A influência da figura de Chávez deverá persistir não só pelas ações que reduziram a pobreza venezuelana, mas sobretudo porque o líder possuía um projeto de longo prazo numa região em que predominavam governos elitistas sob a influência direta de interesses estrangeiros.
O grande impacto das realizações de Vargas, Perón e Chávez está no fato de que os três combinaram a carência popular por um “salvador” com planos inclusivos e progressistas de desenvolvimento nacional.
Como na Argentina e no Brasil, o resultado da interferência de Chávez no espaço público venezuelano resultará em avenidas, praças, estátuas, escolas, hospitais, prédios e etc. em sua homenagem. Mas o nome do venezuelano não será lembrado apenas por isso, do mesmo modo que seus congêneres latino-americanos, o presidente da Venezuela permitiu aos seus cidadãos a inédita experiência de ter um Estado mais amplo e próximo do povo — algo difícil de esquecer.
Os estadistas
De fato em muitos aspectos esses três líderes podem ser caracterizados como caudilhos de seus períodos. Porém, por trás do evidente populismo sedutor característicos dos heróis latino-americanos, essas figuras alimentaram um novo significado ao papel do Estado-nação, um outro valor ao trabalho individual, e principalmente um sentimento de autodeterminação e respeito próprio no cidadão.
Como Vargas, Chávez também declarou “o petróleo é nosso”, enfrentou a pressão internacional e estatizou o setor.
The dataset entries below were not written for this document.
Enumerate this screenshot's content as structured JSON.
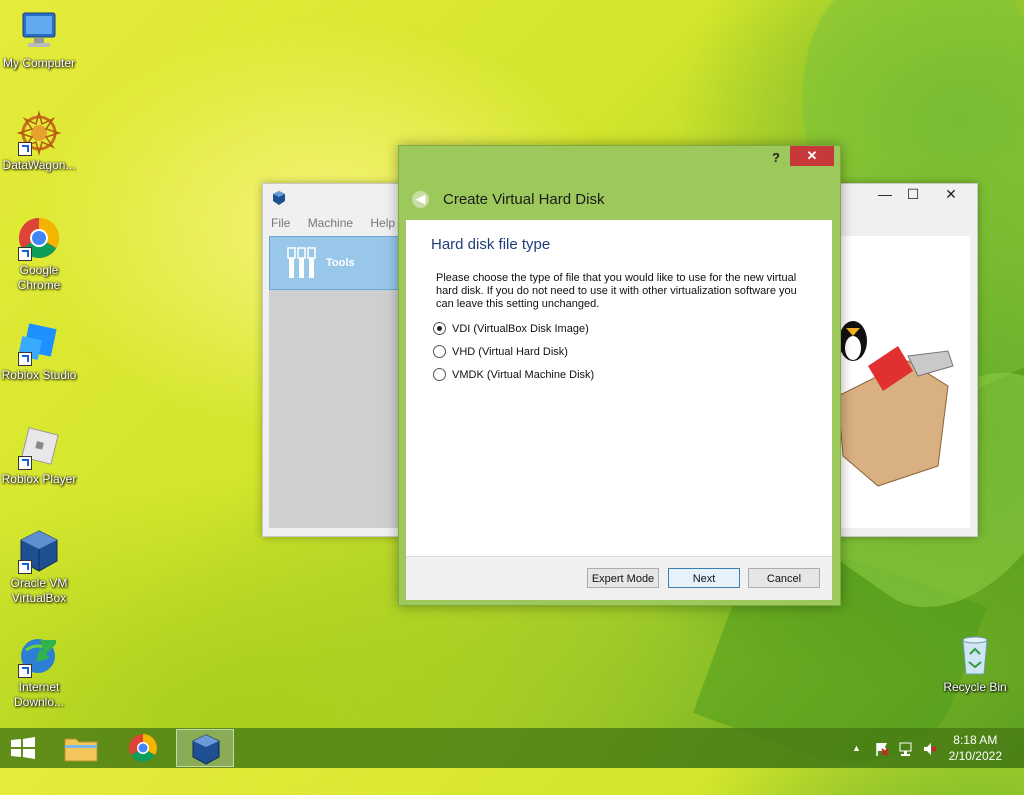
{
  "desktop": {
    "icons": [
      {
        "label": "My Computer"
      },
      {
        "label": "DataWagon..."
      },
      {
        "label": "Google Chrome"
      },
      {
        "label": "Roblox Studio"
      },
      {
        "label": "Roblox Player"
      },
      {
        "label": "Oracle VM VirtualBox"
      },
      {
        "label": "Internet Downlo..."
      },
      {
        "label": "Recycle Bin"
      }
    ]
  },
  "vbox_manager": {
    "menu": [
      "File",
      "Machine",
      "Help"
    ],
    "tools_label": "Tools",
    "window_buttons": {
      "minimize": "—",
      "maximize": "☐",
      "close": "✕"
    }
  },
  "dialog": {
    "help": "?",
    "close": "✕",
    "back": "◀",
    "title": "Create Virtual Hard Disk",
    "section_title": "Hard disk file type",
    "description": "Please choose the type of file that you would like to use for the new virtual hard disk. If you do not need to use it with other virtualization software you can leave this setting unchanged.",
    "options": [
      {
        "label": "VDI (VirtualBox Disk Image)",
        "selected": true
      },
      {
        "label": "VHD (Virtual Hard Disk)",
        "selected": false
      },
      {
        "label": "VMDK (Virtual Machine Disk)",
        "selected": false
      }
    ],
    "buttons": {
      "expert": "Expert Mode",
      "next": "Next",
      "cancel": "Cancel"
    }
  },
  "taskbar": {
    "time": "8:18 AM",
    "date": "2/10/2022",
    "tray_expand": "▲"
  },
  "colors": {
    "dialog_frame": "#9dc95c",
    "close_red": "#c7383a",
    "section_title": "#1f3d7a"
  }
}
No Brasil, o getulismo se arriscou e jogou com os interesses estrangeiros na Segunda Guerra Mundial, o que resultou na construção da CSN (Companhia Siderúrgica Nacional) e outras benesses dos EUA que viabilizaram a indústria brasileira. Buscando essa mesma autonomia nacional, o chavismo tirou a Venezuela da esfera de influência norte-americana pela primeira vez em sua história recente. Com isso, o país se permitiu não só a olhar mais atentamente para a vizinhança, como se aproximou de aliados distantes antes menosprezados.
O movimento criado por Perón na década de 40, chamado de peronismo, é até hoje peça fundamental da política argentina. Apesar de ter se desmembrado em diferentes facções enquanto o movimento se modernizava, os peronistas são a força política predominante na Argentina e seguem até hoje muitos dos preceitos de seu fundador. O chavismo também não surpreenderá caso se mantenha como instituição política ativa na Venezuela. Certamente, sem a presença de Chávez, o grupo será menos unido, mas poderá conservar muitas das características de seu mentor, além do apelo carismático que emana do líder morto.
Chávez indiscutivelmente alterou o rumo da Venezuela e fez seguidores em muitas nações vizinhas. O legado que ele deixou é uma revolução contemporânea legitimamente latino-americana, como ocorreu com Perón e Vargas em seus tempos. Caudilhos modernos ou idealistas, personagens como Chávez deram esperança e confiança para um povo tradicionalmente oprimido e explorado. Independentemente da vontade daqueles que o criticaram e cumprindo com o desejo de seus apoiadores, Chávez será lembrado por muito tempo.